Chris Burden
American, 1946–2015
From his action-based works of the 1970s to the jaw-dropping technical feats of his later sculptures, Chris Burden consistently challenged his mental and physical limitations, reflecting on the surreal and precarious realities of contemporary life. Burden was a radical and uncompromising figure with a fierce political consciousness.

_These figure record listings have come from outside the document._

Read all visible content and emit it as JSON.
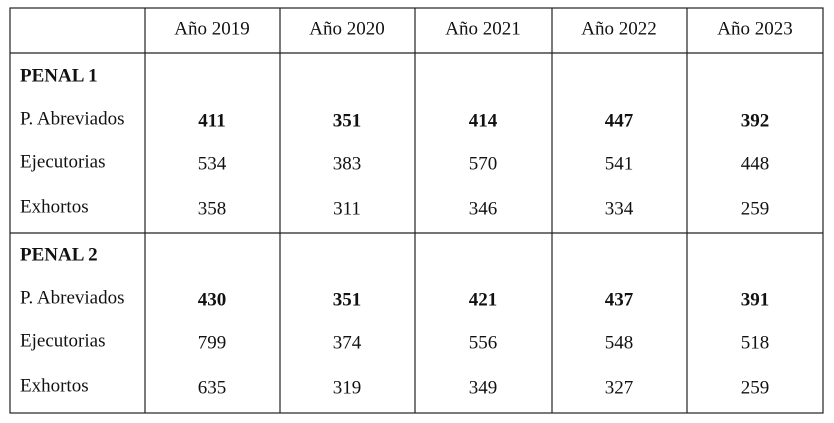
{
  "table": {
    "header": [
      "Año 2019",
      "Año 2020",
      "Año 2021",
      "Año 2022",
      "Año 2023"
    ],
    "groups": [
      {
        "title": "PENAL 1",
        "rows": [
          {
            "label": "P. Abreviados",
            "values": [
              411,
              351,
              414,
              447,
              392
            ]
          },
          {
            "label": "Ejecutorias",
            "values": [
              534,
              383,
              570,
              541,
              448
            ]
          },
          {
            "label": "Exhortos",
            "values": [
              358,
              311,
              346,
              334,
              259
            ]
          }
        ]
      },
      {
        "title": "PENAL 2",
        "rows": [
          {
            "label": "P. Abreviados",
            "values": [
              430,
              351,
              421,
              437,
              391
            ]
          },
          {
            "label": "Ejecutorias",
            "values": [
              799,
              374,
              556,
              548,
              518
            ]
          },
          {
            "label": "Exhortos",
            "values": [
              635,
              319,
              349,
              327,
              259
            ]
          }
        ]
      }
    ]
  }
}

Burden earned his M.F.A in 1971 from the University of California, Irvine, studying under conceptual artist Robert Irwin. Like Irwin, whose site-specific architectural interventions consider the effects of space and light on the viewer, Burden explored the staging of spectacle and how art could complicate one’s understanding of the material world. In his early performances, such as Five Day Locker Piece (1971) and Shoot (1971), he would put his body at risk responding to the violent realities of the Vietnam War.
In the late 1970s Burden shifted to monumental sculpture, examining power, speed and balance. The Big Wheel (1979) featured a revved motorcycle driving a massive flywheel. His industrial explorations continued with Beam Drop (1984/2008), where I beams were dropped into wet concrete, and Medusa’s Head (1990), a chaotic mass evoking geological destruction.
In 2000 Burden began collecting vintage streetlamps, culminating in Urban Light (2008), a permanent installation of 202 lampposts at Los Angeles County Museum of Art. He also built large-scale bridge models using toy construction parts—including Tower of London Bridge (2003) and Three Arch Dry Stack Bridge (2013), which was featured in a retrospective at the New Museum in New York. His final work, Ode to Santos Dumont (2015), was a kinetic airship inspired by early aviation, blending industrial ambition with childlike wonder.
Burden was the first artist to be represented by Larry Gagosian, beginning in 1978.